= Patuxent Iron Works =

Ironworks in Maryland, U.S.

The Patuxent Iron Works was an ironworks along the Patuxent River in Maryland, United States.

==History==
Some sources that say the company was founded before 1734 by Richard Snowden and family on the site of their family's earlier iron works. Yet another source says that Snowden, Joseph Cowman, and three other partners founded the Patuxent Iron Work Company in 1736. In truth, the Patuxent Iron Works was originally started much earlier, in 1705, by Snowden and Cowman and three other partners: Edmund Jenings, John Galloway and John Prichard.

When Joseph Cowman and Edmund Jennings later sold their shares of the enterprise to Snowden in 1748 and 1749 respectively, each for the sum of "Four Hundred and five Pounds Sterling," both indentures, dated March 18, 1748, and March 27, 1749, referred to the original Articles of Agreement, dated July 5, 1705, that created the company:

"Whereas by certain Articles of Agreement bearing Date the fifth Day of July seventeen Hundred and five made between the said Richard Snowden the said Joseph Cowman a certain Edmund Jenings John Galloway and John Prichard They the said Richard Snowden Joseph Cowman Edmund Jenings John Galloway and John Prichard did enter into several Covenants and Clauses of Agreement with each other for the Carrying on an Iron Work or Works the Business of a Furnace and Forge then and now Erected on the Head and Branches of Patuxent River."

A 1753 letter by Charles Carroll of Annapolis noted that Snowden's forge was the only one in Maryland to have ore near navigable waters (i.e. the Patuxent River).

According to tax records, the company had on average 45 enslaved workers from 1760 to 1780, who worked as foreman, founders, laborers and blacksmiths. Though both the Snowdens and Cowmans were wealthy Quakers whose children intermarried, they owned slaves for a century.

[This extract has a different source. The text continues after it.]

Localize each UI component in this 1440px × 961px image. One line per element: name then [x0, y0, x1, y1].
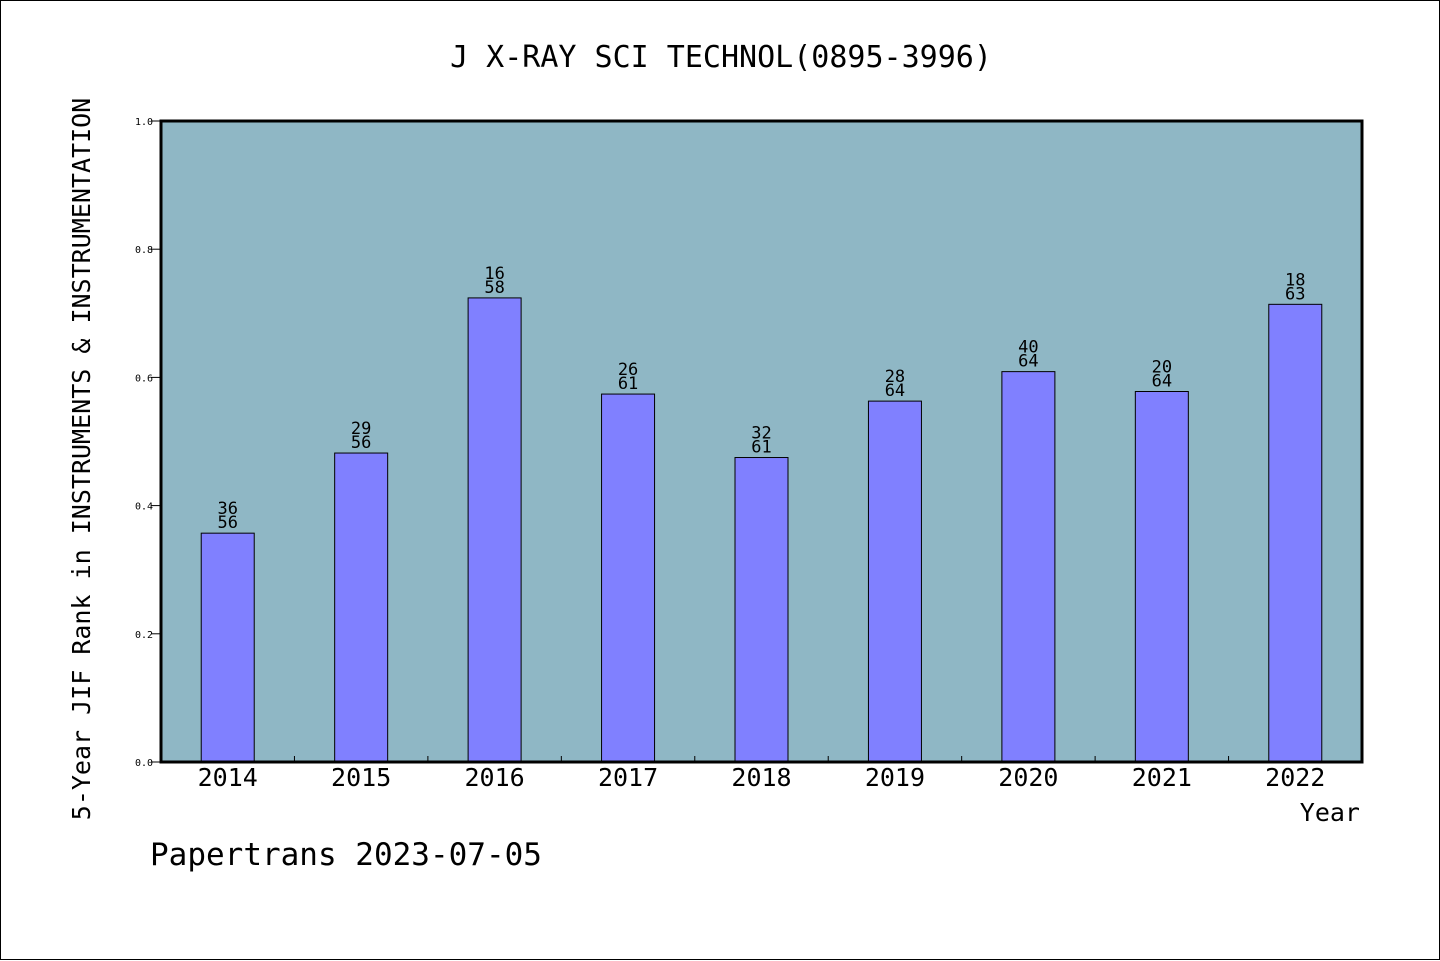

After Richard Snowden Jr.'s death in 1763, the iron works went to John, Thomas, and Samuel Snowden.

"In 1831 the furnace and forge were sold by Thomas, Richard and Edward Snowden to Evan T. Ellicott and Company, who erected another furnace, 28 feet high and 8 feet wide at the boshes, and a puddling furnace and roughing mills or converting pig iron into bars for the Avalon works above Relay." (The site of the Avalon Works is located in today's Patapsco Valley State Park).

The works were "dismantled and demolished" in 1856, "under the ownership of William Wilkins Glen, John Glenn, Jr., and Robert Lemmon." The ruins were visible a long time afterward.